Es en esta doble función del gladiador donde Toner expone, convincentemente, la naturaleza de los juegos romanos. El gladiador era fruto de las exitosas campañas militares romanas (fueron prisioneros en su mayoría); pero también representaba, una vez adiestrados, las virtudes cívicas y las cualidades marciales sobre las que se había construido Roma. Los juegos representaban igualmente otro tipo de ejemplaridad, cuando se ajusticiaba en público a los delincuentes que subvertían las leyes romanas. De este modo, dice Toner, los valores que se escenifican y teatralizan en los juegos son los valores de pericia, adiestramiento y contención que los romanos consideraron como decisivos en su éxito; y en mayor modo, cuando el carácter marcial y la naturaleza rural de la república habían dado paso a un imperio mucho más numeroso y heteróclito, donde los juegos ejercieron de aglutinante y de difusor de aquellos mismos valores en una sociedad abrumadoramente urbana y sustancialmente distinta.

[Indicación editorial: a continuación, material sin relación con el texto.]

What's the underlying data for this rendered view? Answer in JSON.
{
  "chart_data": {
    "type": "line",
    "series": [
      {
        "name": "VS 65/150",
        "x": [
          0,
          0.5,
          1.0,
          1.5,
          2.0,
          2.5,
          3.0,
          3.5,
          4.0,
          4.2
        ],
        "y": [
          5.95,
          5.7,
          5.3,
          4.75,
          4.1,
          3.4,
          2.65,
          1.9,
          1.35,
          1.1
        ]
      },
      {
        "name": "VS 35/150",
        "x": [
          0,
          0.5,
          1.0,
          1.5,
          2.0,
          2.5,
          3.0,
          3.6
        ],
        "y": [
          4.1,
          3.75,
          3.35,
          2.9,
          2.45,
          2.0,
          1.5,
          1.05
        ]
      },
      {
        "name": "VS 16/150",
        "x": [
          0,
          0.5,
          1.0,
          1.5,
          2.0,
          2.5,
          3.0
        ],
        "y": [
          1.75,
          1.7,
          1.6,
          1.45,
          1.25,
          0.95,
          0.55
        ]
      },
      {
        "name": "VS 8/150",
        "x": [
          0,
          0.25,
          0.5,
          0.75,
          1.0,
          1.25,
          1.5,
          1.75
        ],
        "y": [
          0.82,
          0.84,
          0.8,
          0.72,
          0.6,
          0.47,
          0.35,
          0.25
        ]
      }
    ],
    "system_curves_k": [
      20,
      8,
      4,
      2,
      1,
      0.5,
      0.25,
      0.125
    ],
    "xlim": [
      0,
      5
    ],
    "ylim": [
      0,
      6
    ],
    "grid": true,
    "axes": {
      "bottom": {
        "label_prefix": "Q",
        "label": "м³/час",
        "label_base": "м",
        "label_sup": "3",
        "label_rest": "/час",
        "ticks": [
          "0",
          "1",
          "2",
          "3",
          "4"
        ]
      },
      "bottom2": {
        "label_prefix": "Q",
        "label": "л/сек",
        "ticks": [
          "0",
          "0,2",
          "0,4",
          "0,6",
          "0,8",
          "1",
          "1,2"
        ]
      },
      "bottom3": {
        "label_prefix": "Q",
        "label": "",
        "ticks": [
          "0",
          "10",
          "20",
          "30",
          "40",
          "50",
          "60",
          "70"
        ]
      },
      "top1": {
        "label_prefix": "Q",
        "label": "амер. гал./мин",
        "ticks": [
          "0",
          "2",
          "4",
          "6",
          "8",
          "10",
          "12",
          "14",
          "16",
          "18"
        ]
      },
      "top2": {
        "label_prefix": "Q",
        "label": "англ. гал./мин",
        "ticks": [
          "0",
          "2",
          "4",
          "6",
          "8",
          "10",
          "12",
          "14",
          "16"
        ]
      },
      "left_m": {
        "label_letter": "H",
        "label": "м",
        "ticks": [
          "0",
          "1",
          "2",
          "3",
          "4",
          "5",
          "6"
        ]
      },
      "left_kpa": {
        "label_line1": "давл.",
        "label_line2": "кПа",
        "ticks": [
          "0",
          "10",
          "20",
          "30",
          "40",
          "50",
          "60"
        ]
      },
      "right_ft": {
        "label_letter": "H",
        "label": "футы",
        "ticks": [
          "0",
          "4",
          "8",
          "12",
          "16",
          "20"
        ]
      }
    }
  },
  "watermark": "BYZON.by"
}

Es, pues, desde la sólida percepción del mundo antiguo, fundamentado en la pericia bélica y el esclavismo (véase Esparta o las atroces campañas de Alejandro Magno), desde donde Toner quiere explicar, con éxito, la utilidad de los juegos y entretenimientos romanos que se desarrollaron en el coliseo, el circo y el teatro. También la severidad con que se martirizó a los cristianos, en tanto que resueltos contradictores de aquellas virtudes cívicas.

El rinoceronte de Plinio

Según recoge la Historia Natural de Plinio el Viejo, el enemigo natural del elefante era el rinoceronte, asentado prejuicio que llegaría al siglo XVI, cuando Manuel II de Portugal pone a luchar ambos animales, sin mucho éxito, en la actual Praça do Comércio, junto al antiguo palacio real. El rinoceronte indio de aquel episodio se llamaba Ganda y lo retrató de memoria, por indicaciones de un corresponsal, Alberto Durero. En esta obra de Toner se explica por qué Cómodo mató, sin mayor peligro, un rinoceronte, no sabemos si africano o indio. Pero se explica también, de forma detallada, el amplio entramado por el que se acopiaban animales, desde las grandes lejanías del orbe conocido, hasta llegar a Roma y otras ciudades donde se exhibían, se ofrecían en combate y se ejecutaban en holocausto. En aquella varia y ordenada forma de violencia, en la dramática ejemplaridad del gladiador, que adelantaba su garganta al oponente victorioso, es donde el público aprendió, según Toner, cómo ser un romano. O cómo no serlo, en el desdichado caso de los mártires.